ALBUM: Cee Lo Green – The Lady Killer

Release Date: November 8th, 2010
Label: Warner Bros. Records
Website: www.ceelogreen.com
MySpace: www.myspace.com/ceelogreen

Rating:

Cee Lo‘s third solo album is called ‘The Lady Killer’, but given his track record it’s pretty obvious who that lady killer is meant to be. Admittedly, releasing a single called ‘Fuck You’ is not in the vein of the typical ladies man we’ve come to expect, but then there’s nothing typical about Cee Lo; a self-styled eccentric rooted in the formalism of classic soul, but happily undermining the rules when the mood strikes. Motown, Stax, Philadelphia International – all those familiar templates are on the table, but no one would ever confuse Cee Lo‘s updates of revivalism or pastiche.

‘Fuck You’ is such a gleefully blasphemous, giddily catchy song that it didn’t need an album with it.

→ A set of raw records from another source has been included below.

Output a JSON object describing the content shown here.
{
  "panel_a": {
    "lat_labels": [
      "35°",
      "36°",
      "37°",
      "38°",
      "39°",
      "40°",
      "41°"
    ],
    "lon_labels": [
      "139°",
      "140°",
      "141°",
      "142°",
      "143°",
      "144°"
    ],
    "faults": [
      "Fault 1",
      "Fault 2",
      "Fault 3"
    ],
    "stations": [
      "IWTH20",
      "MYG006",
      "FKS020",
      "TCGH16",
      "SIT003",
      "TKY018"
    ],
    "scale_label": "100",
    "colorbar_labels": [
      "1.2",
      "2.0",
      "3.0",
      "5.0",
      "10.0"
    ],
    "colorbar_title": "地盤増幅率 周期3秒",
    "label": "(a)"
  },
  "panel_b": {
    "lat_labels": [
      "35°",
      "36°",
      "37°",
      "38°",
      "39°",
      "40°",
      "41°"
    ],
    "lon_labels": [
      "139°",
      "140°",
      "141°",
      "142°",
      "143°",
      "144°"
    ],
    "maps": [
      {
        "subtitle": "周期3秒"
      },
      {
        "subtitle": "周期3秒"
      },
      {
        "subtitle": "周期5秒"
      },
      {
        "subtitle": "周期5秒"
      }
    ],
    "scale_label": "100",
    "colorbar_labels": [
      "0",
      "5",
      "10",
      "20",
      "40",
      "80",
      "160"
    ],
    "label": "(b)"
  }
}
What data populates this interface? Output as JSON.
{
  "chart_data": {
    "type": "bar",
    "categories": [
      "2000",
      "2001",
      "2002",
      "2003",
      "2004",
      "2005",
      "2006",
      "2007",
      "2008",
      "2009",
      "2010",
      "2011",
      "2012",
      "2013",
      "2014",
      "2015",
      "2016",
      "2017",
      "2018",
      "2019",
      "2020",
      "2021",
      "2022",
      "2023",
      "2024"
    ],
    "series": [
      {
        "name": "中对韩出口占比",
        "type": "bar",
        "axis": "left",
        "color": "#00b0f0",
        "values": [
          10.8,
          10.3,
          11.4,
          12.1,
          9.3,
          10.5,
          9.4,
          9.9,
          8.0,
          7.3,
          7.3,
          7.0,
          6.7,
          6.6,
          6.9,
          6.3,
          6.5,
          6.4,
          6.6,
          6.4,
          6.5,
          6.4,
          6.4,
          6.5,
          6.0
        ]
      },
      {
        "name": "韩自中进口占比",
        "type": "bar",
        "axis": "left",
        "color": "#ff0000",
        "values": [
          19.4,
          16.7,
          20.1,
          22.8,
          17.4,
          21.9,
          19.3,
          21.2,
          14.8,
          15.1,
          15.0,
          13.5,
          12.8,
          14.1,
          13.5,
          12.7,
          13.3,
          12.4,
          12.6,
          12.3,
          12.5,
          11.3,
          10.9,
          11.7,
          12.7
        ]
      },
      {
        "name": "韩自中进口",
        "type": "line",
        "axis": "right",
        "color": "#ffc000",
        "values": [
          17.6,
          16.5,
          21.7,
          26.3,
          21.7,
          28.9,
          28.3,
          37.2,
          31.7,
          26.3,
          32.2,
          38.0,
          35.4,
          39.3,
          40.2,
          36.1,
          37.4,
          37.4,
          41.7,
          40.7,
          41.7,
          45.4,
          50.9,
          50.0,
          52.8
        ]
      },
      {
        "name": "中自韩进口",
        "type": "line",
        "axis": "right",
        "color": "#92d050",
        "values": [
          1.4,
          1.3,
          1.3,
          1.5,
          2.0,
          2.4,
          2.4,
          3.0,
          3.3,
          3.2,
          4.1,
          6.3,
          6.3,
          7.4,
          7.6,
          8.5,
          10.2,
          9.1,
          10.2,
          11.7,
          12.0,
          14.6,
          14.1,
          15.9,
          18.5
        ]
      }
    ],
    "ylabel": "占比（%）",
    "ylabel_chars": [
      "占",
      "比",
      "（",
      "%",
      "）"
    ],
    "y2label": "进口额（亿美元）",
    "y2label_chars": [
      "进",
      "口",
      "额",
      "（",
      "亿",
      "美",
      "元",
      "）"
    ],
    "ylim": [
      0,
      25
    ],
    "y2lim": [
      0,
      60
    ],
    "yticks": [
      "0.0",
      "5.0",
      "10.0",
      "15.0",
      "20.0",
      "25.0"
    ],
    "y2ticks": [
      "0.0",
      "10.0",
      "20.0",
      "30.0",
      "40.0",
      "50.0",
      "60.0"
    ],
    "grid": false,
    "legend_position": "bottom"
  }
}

Still, as prominent as ‘Fuck You’ may be, it’s not the only thing the album has going for it. With a horde of soul-digging producers at his beck and call (including Salaam Remi and Brit synthesizers Fraser T. Smith and Paul Epworth; Bruno Mars‘ crew the Smeezingtons did ‘Fuck You’), Cee Lo has a blast role-playing the old-school soul man. Never mind the fact that his non-traditional voice isn’t always the right fit for the material, the man’s got more than enough personality to make his sideways take on mellow R&B soar.

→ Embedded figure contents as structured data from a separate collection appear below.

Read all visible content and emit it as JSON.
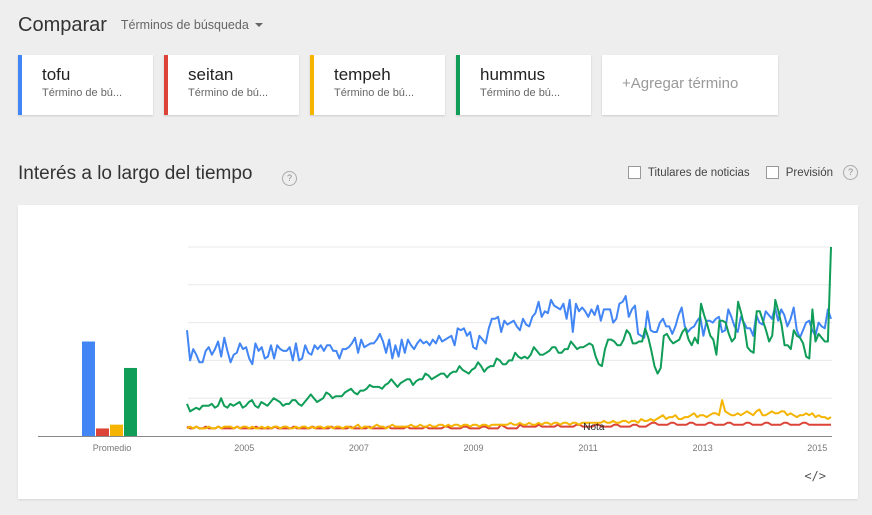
{
  "header": {
    "title": "Comparar",
    "subtitle": "Términos de búsqueda"
  },
  "terms": [
    {
      "name": "tofu",
      "type": "Término de bú...",
      "color": "#4285f4"
    },
    {
      "name": "seitan",
      "type": "Término de bú...",
      "color": "#db4437"
    },
    {
      "name": "tempeh",
      "type": "Término de bú...",
      "color": "#f4b400"
    },
    {
      "name": "hummus",
      "type": "Término de bú...",
      "color": "#0f9d58"
    }
  ],
  "add_term": "+Agregar término",
  "section": {
    "title": "Interés a lo largo del tiempo",
    "help": "?",
    "options": [
      {
        "label": "Titulares de noticias"
      },
      {
        "label": "Previsión"
      }
    ]
  },
  "embed_label": "</>",
  "chart_data": {
    "type": "line",
    "averages_label": "Promedio",
    "averages": [
      {
        "name": "tofu",
        "value": 50,
        "color": "#4285f4"
      },
      {
        "name": "seitan",
        "value": 4,
        "color": "#db4437"
      },
      {
        "name": "tempeh",
        "value": 6,
        "color": "#f4b400"
      },
      {
        "name": "hummus",
        "value": 36,
        "color": "#0f9d58"
      }
    ],
    "x_start": 2004.0,
    "x_step": 0.08333,
    "x_ticks": [
      "2005",
      "2007",
      "2009",
      "2011",
      "2013",
      "2015"
    ],
    "x_tick_values": [
      2005,
      2007,
      2009,
      2011,
      2013,
      2015
    ],
    "ylim": [
      0,
      100
    ],
    "grid": true,
    "note_label": "Nota",
    "note_x": 2011.1,
    "series": [
      {
        "name": "tofu",
        "color": "#4285f4",
        "values": [
          56,
          40,
          46,
          43,
          39,
          39,
          45,
          47,
          43,
          46,
          50,
          42,
          52,
          45,
          39,
          43,
          44,
          49,
          46,
          47,
          41,
          38,
          49,
          45,
          47,
          41,
          42,
          48,
          41,
          48,
          46,
          45,
          45,
          47,
          40,
          49,
          40,
          41,
          48,
          44,
          43,
          48,
          46,
          48,
          45,
          48,
          48,
          45,
          45,
          41,
          46,
          46,
          47,
          49,
          52,
          44,
          51,
          47,
          48,
          49,
          49,
          51,
          54,
          50,
          44,
          51,
          41,
          48,
          42,
          51,
          44,
          51,
          48,
          46,
          49,
          51,
          49,
          50,
          48,
          51,
          49,
          53,
          50,
          51,
          52,
          53,
          48,
          57,
          56,
          57,
          53,
          55,
          47,
          46,
          53,
          51,
          49,
          57,
          62,
          62,
          63,
          55,
          61,
          59,
          60,
          61,
          58,
          56,
          62,
          59,
          58,
          63,
          65,
          71,
          63,
          66,
          65,
          72,
          69,
          68,
          67,
          70,
          62,
          72,
          55,
          70,
          66,
          68,
          66,
          63,
          67,
          64,
          69,
          61,
          67,
          67,
          67,
          60,
          62,
          70,
          71,
          74,
          63,
          67,
          69,
          54,
          53,
          52,
          66,
          56,
          55,
          55,
          60,
          62,
          58,
          58,
          54,
          58,
          64,
          68,
          58,
          55,
          57,
          58,
          61,
          63,
          53,
          61,
          61,
          60,
          62,
          63,
          55,
          56,
          67,
          63,
          58,
          55,
          63,
          60,
          57,
          57,
          53,
          64,
          60,
          59,
          66,
          64,
          62,
          68,
          61,
          67,
          64,
          58,
          62,
          68,
          56,
          52,
          56,
          60,
          61,
          56,
          53,
          60,
          58,
          57,
          67,
          62
        ]
      },
      {
        "name": "seitan",
        "color": "#db4437",
        "values": [
          5,
          4,
          4,
          5,
          4,
          4,
          5,
          4,
          4,
          4,
          5,
          4,
          4,
          4,
          4,
          4,
          5,
          4,
          4,
          4,
          4,
          4,
          5,
          4,
          4,
          4,
          4,
          4,
          5,
          4,
          4,
          4,
          4,
          4,
          5,
          4,
          4,
          4,
          4,
          4,
          5,
          4,
          4,
          4,
          4,
          4,
          5,
          4,
          4,
          4,
          4,
          4,
          5,
          4,
          4,
          4,
          4,
          4,
          5,
          4,
          4,
          4,
          4,
          4,
          5,
          4,
          4,
          4,
          4,
          4,
          5,
          4,
          4,
          4,
          4,
          4,
          5,
          4,
          4,
          4,
          4,
          4,
          5,
          5,
          4,
          4,
          4,
          4,
          5,
          5,
          4,
          4,
          4,
          4,
          5,
          5,
          4,
          4,
          4,
          4,
          6,
          5,
          4,
          4,
          4,
          4,
          6,
          5,
          5,
          5,
          5,
          5,
          6,
          5,
          5,
          5,
          5,
          5,
          6,
          5,
          5,
          5,
          5,
          5,
          6,
          6,
          5,
          5,
          5,
          5,
          6,
          6,
          5,
          5,
          5,
          5,
          6,
          6,
          5,
          5,
          5,
          5,
          6,
          6,
          5,
          5,
          5,
          6,
          7,
          7,
          6,
          6,
          6,
          6,
          7,
          7,
          6,
          6,
          6,
          6,
          7,
          7,
          6,
          6,
          6,
          6,
          7,
          7,
          6,
          6,
          6,
          6,
          7,
          7,
          6,
          6,
          6,
          6,
          7,
          7,
          6,
          6,
          6,
          6,
          7,
          7,
          6,
          6,
          6,
          6,
          7,
          7,
          6,
          6,
          6,
          6,
          7,
          7,
          6,
          6,
          6,
          6,
          6,
          6,
          6,
          6
        ]
      },
      {
        "name": "tempeh",
        "color": "#f4b400",
        "values": [
          4,
          5,
          4,
          5,
          4,
          4,
          4,
          5,
          4,
          4,
          5,
          4,
          5,
          5,
          5,
          4,
          5,
          4,
          5,
          5,
          4,
          5,
          4,
          4,
          5,
          4,
          5,
          4,
          5,
          5,
          4,
          5,
          5,
          4,
          4,
          5,
          4,
          5,
          5,
          4,
          5,
          4,
          5,
          5,
          4,
          5,
          5,
          4,
          5,
          5,
          4,
          5,
          5,
          4,
          5,
          6,
          4,
          5,
          5,
          4,
          5,
          6,
          5,
          5,
          4,
          5,
          6,
          5,
          5,
          5,
          5,
          5,
          6,
          5,
          5,
          6,
          5,
          5,
          6,
          5,
          5,
          6,
          6,
          5,
          6,
          5,
          6,
          6,
          5,
          6,
          6,
          5,
          6,
          6,
          5,
          6,
          6,
          5,
          6,
          6,
          6,
          6,
          6,
          6,
          7,
          6,
          6,
          7,
          6,
          6,
          7,
          6,
          6,
          7,
          6,
          7,
          7,
          6,
          7,
          7,
          6,
          7,
          7,
          6,
          7,
          7,
          6,
          7,
          7,
          7,
          7,
          7,
          7,
          7,
          8,
          7,
          7,
          8,
          7,
          7,
          8,
          8,
          7,
          8,
          8,
          7,
          9,
          8,
          8,
          9,
          8,
          9,
          10,
          11,
          9,
          10,
          10,
          11,
          9,
          9,
          10,
          10,
          11,
          12,
          10,
          11,
          11,
          10,
          11,
          12,
          12,
          11,
          19,
          13,
          12,
          11,
          11,
          12,
          11,
          12,
          13,
          12,
          11,
          13,
          14,
          11,
          11,
          12,
          13,
          12,
          12,
          13,
          13,
          11,
          12,
          11,
          10,
          11,
          11,
          12,
          11,
          12,
          10,
          11,
          10,
          10,
          9,
          10
        ]
      },
      {
        "name": "hummus",
        "color": "#0f9d58",
        "values": [
          17,
          13,
          14,
          15,
          14,
          16,
          16,
          16,
          17,
          15,
          16,
          20,
          16,
          15,
          17,
          16,
          17,
          18,
          15,
          16,
          18,
          19,
          16,
          15,
          18,
          17,
          16,
          18,
          20,
          19,
          18,
          16,
          17,
          17,
          19,
          19,
          17,
          16,
          18,
          20,
          22,
          20,
          18,
          19,
          20,
          23,
          22,
          20,
          21,
          21,
          21,
          23,
          24,
          25,
          23,
          22,
          24,
          24,
          25,
          27,
          26,
          26,
          26,
          25,
          27,
          28,
          30,
          28,
          26,
          28,
          29,
          30,
          30,
          27,
          29,
          30,
          30,
          33,
          32,
          30,
          31,
          32,
          33,
          33,
          31,
          33,
          34,
          34,
          37,
          35,
          34,
          33,
          35,
          36,
          39,
          37,
          34,
          36,
          37,
          37,
          41,
          40,
          38,
          38,
          40,
          40,
          44,
          42,
          41,
          42,
          41,
          43,
          47,
          45,
          43,
          43,
          44,
          45,
          47,
          47,
          44,
          44,
          46,
          46,
          50,
          48,
          46,
          47,
          47,
          48,
          49,
          48,
          42,
          38,
          37,
          46,
          51,
          51,
          50,
          48,
          48,
          51,
          56,
          54,
          49,
          49,
          50,
          50,
          57,
          52,
          45,
          37,
          33,
          36,
          53,
          54,
          51,
          49,
          50,
          51,
          55,
          57,
          51,
          48,
          52,
          49,
          70,
          64,
          59,
          53,
          51,
          43,
          61,
          61,
          60,
          54,
          50,
          52,
          71,
          65,
          58,
          47,
          45,
          44,
          66,
          66,
          61,
          56,
          50,
          53,
          72,
          66,
          59,
          48,
          48,
          46,
          56,
          53,
          52,
          49,
          42,
          41,
          67,
          50,
          54,
          52,
          50,
          50,
          100
        ]
      }
    ]
  }
}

Throughout, Cee Lo manages to avoid being both too rough or too smooth; that means we get not only the buoyant Motown homage ‘It’s OK’, but also the hushed storm seduction of ‘Bodies’. He goes slinking 80s synth on ‘Bright Lights Bigger City’, its stalking bass line consciously echoing ‘Billie Jean’, but he’s equally at ease transforming Band Of Horses‘No One’s Gonna Love You’ into a slow jam. He yields much of the spotlight to Paradiso Girl Lauren Bennett on ‘Love Gun’, and happily shares it with Earth, Wind & Fire’s Philip Bailey on ‘Fool For You’. The aptly named ‘Old Fashioned’ is the most overtly old-school production on the disc, its call-and-response backing vocals and swooning strings relics of another time, but in the context of the disc it’s less a flashback than a deferential reference point.

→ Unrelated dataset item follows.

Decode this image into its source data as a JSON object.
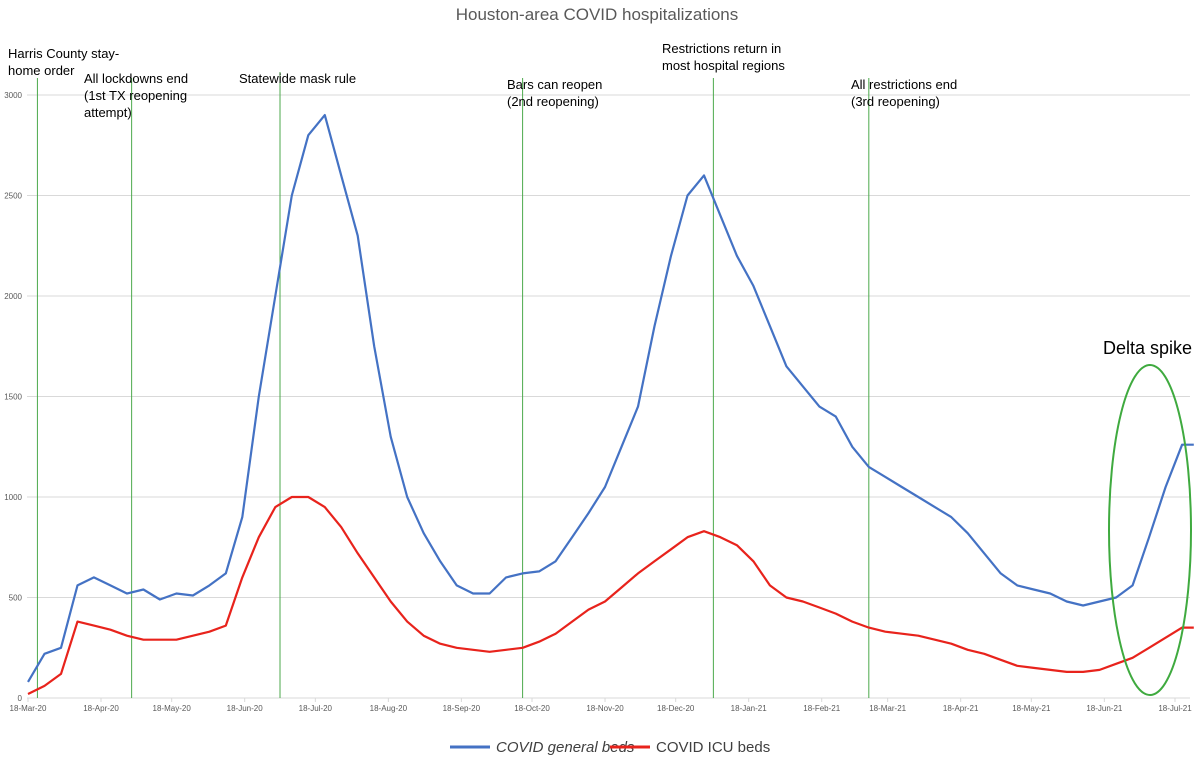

If the de rigeur synthetic frills keep ‘The Lady Killer’ from the visceral, tactile highs of the current soul revival, they do remind that artifice can often be its own reward. That is, no one will put on ‘The Lady Killer’ when they want to hear soul music. They’ll put it on when they want to hear Cee Lo‘s contemporary, confident conception of soul music, which isn’t innately inferior, just different, and at it’s best, infectious. If he’s not always lethal, that doesn’t make him any less of an expert marksman.